Neal Schurer
P.O. Box 58
Amana, IA 52203
319-622-3214 WORK
Iowa Senate District 30
Republican Challenger

  1. Do you think we are winning the War on Drugs?

    Other:

  2. Do you support legislation to allow patients under a doctor's supervision to use marijuana for medical conditions?

    No.

  3. Do you favor a legal distinction between marijuana and hard drugs?

    No.

  4. What is your position on the use of alcohol and tobacco?

    Other:

  5. Do you think Congress should establish a blue-ribbon commission to evaluate national drug policy?

    Not sure.

  6. Are you interested in participating in the discussion and development of drug policy?

    Not sure.

Neal Schurer
Iowa Senate District 30 Candidate
Drug Policy Forum of Iowa


We are a country without hope. We can see the effects of hopelessness in our families, our schools, and our communities. I am a firm believer that we as a people need to return to our moral and ethical roots.

We would all like to live in a country where we care about one another. Not just saying so, but once again doing so. Our current government has grown to mammoth proportions and has virtually rendered the neighborhood, the school, and the church ineffective and without authority.

It is my belief and hope that our country's government will come to see the error of its ways and reduce its size in short order. Government programs are not always the answer to our social problems.

We, as individuals, hold the key to social healing. When I, as a Sunday School teacher, see a child who is wandering from the path, I have a moral and ethical obligation to take that child by the hand and direct them back to their rightful place in society. When a teacher sees a student in need of love and guidance, he/she has a moral and ethical obligation to get involved in that child's life to make a difference. When the pastor of a church sees a family without food, he/she has a moral and ethical obligation to feed them.

We have spent the past forty years or more abdicating our moral and ethical obligations to the Federal Government.
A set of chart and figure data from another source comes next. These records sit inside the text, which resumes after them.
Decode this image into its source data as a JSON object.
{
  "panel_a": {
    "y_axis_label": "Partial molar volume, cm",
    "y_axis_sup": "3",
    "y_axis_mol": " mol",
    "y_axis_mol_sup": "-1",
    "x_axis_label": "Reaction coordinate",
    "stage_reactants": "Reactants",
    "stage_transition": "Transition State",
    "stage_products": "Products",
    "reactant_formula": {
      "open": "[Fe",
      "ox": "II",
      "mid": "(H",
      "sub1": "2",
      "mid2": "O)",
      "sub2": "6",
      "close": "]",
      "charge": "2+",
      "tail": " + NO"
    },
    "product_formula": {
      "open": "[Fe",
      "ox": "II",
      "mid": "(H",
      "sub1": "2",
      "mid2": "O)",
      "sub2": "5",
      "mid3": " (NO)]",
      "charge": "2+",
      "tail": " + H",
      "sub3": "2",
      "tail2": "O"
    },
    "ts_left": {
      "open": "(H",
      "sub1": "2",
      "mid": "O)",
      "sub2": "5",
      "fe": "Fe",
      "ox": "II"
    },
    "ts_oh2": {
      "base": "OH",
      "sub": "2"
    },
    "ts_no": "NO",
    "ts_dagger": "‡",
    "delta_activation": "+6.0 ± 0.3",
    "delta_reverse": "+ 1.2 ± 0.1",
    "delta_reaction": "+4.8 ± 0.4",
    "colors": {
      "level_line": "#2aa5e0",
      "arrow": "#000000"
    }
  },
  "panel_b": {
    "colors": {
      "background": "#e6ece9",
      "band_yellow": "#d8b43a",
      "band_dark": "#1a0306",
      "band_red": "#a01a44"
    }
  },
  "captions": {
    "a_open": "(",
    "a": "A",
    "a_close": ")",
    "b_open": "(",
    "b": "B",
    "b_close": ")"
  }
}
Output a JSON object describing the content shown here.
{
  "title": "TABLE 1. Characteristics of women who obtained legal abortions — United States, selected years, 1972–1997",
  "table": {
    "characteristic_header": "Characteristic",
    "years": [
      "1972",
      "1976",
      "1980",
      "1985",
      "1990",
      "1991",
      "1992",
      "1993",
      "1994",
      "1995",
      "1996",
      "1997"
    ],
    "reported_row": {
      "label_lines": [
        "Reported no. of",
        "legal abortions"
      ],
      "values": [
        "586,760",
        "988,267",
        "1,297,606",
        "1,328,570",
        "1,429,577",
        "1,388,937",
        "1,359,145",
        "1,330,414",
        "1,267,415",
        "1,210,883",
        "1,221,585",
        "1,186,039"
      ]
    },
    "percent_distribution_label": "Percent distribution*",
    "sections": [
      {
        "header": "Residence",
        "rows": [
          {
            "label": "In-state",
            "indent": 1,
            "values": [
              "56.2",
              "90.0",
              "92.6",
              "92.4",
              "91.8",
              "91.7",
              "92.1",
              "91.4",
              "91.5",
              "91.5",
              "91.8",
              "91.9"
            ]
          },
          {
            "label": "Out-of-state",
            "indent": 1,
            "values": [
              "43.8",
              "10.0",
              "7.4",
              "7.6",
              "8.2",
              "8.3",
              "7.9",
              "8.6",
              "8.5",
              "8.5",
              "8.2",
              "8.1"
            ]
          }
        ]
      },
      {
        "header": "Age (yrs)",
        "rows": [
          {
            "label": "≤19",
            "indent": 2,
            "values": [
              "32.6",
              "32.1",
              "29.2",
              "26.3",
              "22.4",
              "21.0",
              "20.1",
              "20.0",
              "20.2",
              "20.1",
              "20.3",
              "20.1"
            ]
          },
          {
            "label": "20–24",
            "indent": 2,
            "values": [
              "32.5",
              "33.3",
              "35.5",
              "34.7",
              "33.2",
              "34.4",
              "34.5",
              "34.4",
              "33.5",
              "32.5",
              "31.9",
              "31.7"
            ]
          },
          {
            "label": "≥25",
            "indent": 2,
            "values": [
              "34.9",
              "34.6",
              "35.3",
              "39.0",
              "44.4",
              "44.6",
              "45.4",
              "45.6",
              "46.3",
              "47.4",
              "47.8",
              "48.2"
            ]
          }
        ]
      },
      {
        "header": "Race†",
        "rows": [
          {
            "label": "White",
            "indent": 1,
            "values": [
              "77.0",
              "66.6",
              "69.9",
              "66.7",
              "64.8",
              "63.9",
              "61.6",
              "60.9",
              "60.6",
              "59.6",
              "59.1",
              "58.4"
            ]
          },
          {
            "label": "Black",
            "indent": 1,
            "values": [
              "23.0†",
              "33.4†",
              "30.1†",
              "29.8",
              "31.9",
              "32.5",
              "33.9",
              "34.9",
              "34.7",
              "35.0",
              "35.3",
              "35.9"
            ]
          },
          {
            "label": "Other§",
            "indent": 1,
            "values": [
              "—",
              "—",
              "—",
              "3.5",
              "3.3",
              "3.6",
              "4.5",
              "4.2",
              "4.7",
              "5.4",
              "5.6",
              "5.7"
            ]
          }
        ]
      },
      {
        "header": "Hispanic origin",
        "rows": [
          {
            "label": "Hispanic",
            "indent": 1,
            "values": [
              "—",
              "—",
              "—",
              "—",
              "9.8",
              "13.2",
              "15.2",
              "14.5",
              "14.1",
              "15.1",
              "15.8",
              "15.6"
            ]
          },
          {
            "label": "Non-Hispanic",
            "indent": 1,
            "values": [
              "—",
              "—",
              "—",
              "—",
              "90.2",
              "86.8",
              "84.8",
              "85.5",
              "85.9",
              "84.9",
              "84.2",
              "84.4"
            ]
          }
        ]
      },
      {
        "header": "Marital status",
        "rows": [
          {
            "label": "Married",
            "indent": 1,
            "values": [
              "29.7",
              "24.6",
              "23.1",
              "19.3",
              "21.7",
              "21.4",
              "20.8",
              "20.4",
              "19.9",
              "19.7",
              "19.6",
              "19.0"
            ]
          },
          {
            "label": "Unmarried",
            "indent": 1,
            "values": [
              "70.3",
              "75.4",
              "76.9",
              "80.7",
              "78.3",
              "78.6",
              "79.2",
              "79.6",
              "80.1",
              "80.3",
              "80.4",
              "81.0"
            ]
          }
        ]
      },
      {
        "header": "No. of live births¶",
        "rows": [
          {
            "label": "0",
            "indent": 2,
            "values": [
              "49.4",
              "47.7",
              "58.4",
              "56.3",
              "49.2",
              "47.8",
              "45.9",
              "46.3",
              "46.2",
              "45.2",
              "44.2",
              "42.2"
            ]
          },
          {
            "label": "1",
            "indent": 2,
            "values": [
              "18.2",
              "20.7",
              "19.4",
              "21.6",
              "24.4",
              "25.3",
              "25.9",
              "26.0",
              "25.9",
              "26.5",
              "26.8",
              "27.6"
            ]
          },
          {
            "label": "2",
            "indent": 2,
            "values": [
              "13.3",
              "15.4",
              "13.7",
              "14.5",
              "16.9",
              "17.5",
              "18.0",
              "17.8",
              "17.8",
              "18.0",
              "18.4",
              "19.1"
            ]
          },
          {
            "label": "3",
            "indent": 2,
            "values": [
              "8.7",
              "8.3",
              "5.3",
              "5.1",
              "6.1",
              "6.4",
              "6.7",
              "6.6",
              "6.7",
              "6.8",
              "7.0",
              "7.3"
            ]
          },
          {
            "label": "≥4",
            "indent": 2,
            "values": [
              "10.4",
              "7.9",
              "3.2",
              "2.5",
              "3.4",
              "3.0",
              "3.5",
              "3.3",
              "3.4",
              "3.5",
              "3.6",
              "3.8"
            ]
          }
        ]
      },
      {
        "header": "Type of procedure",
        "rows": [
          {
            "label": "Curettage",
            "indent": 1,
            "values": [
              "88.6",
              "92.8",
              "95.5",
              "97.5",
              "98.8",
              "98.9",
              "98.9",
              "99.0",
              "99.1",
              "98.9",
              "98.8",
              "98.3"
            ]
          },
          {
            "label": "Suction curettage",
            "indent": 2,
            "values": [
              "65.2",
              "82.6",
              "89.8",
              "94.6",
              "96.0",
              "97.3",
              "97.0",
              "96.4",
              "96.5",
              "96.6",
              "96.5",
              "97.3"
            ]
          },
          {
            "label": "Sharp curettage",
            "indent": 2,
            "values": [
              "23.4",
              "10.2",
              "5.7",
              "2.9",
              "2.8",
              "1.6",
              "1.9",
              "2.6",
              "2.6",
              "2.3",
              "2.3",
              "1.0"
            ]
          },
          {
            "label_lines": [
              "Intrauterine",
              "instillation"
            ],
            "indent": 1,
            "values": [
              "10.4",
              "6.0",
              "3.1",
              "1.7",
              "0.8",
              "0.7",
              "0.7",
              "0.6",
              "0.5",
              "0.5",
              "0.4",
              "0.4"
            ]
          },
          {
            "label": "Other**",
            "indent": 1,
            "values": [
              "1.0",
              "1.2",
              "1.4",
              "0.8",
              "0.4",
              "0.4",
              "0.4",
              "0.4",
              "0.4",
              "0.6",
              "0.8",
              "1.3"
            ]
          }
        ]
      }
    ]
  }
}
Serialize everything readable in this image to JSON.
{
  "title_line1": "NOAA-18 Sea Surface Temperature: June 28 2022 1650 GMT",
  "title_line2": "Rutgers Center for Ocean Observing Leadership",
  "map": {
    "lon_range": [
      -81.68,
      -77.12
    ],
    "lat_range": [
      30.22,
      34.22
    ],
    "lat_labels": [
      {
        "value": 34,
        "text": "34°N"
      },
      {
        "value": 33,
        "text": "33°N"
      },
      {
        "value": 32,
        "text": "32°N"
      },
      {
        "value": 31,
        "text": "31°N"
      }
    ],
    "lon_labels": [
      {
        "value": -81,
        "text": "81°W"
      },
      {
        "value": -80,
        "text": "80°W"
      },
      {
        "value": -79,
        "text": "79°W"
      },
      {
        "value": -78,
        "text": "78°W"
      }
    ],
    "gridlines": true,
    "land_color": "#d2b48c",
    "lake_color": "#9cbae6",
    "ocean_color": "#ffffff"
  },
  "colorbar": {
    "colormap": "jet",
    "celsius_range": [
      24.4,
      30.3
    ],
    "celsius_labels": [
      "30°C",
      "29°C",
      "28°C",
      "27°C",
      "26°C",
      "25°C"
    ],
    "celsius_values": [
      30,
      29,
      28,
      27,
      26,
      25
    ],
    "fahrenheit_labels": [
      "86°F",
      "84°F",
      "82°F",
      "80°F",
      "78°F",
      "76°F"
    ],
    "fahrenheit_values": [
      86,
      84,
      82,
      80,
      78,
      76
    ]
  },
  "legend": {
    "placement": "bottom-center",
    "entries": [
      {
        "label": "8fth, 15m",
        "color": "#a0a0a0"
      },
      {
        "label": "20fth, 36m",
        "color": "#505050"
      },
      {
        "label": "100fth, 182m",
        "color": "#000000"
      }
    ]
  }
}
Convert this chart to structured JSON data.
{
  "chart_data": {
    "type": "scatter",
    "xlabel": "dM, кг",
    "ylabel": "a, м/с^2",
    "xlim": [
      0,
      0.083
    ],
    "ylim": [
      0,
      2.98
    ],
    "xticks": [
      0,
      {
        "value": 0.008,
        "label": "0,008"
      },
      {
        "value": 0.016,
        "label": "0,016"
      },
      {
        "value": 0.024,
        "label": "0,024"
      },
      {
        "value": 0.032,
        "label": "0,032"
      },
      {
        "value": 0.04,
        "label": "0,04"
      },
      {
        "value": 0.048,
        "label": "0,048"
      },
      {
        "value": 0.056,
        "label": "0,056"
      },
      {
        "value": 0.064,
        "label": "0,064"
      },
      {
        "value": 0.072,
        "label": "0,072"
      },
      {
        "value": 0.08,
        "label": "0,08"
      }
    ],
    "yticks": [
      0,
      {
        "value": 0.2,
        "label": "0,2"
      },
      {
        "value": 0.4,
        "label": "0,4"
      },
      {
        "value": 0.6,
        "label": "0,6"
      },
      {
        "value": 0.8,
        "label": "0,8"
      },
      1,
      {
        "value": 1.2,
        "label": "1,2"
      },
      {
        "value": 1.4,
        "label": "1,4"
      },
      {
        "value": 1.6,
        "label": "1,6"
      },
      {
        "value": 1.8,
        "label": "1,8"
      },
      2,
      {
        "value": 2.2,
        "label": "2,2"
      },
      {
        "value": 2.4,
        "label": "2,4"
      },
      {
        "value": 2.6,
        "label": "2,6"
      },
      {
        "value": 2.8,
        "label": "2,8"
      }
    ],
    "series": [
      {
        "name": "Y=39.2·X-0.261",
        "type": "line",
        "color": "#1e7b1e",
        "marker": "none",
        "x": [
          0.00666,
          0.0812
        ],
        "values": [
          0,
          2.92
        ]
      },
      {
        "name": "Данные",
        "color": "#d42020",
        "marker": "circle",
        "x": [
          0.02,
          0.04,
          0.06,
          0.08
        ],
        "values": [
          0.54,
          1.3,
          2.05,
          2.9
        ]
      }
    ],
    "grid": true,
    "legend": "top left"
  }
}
Those obligations do not belong on the Federal Government's shoulders, they belong on the citizen's shoulders, both collectively and individually.

I conclude by recommending a 're-teaching' of American minds. Teaching, once again, from the American classrooms and the American pulpits, the glory of personal responsibility. The fact that there are moral and ethical absolutes which dare not be violated because the consequences are dire. Until our hearts and minds change, we cannot hire enough policemen to keep the lawlessness in check. We cannot build enough prisons to house the criminals in a licentious society.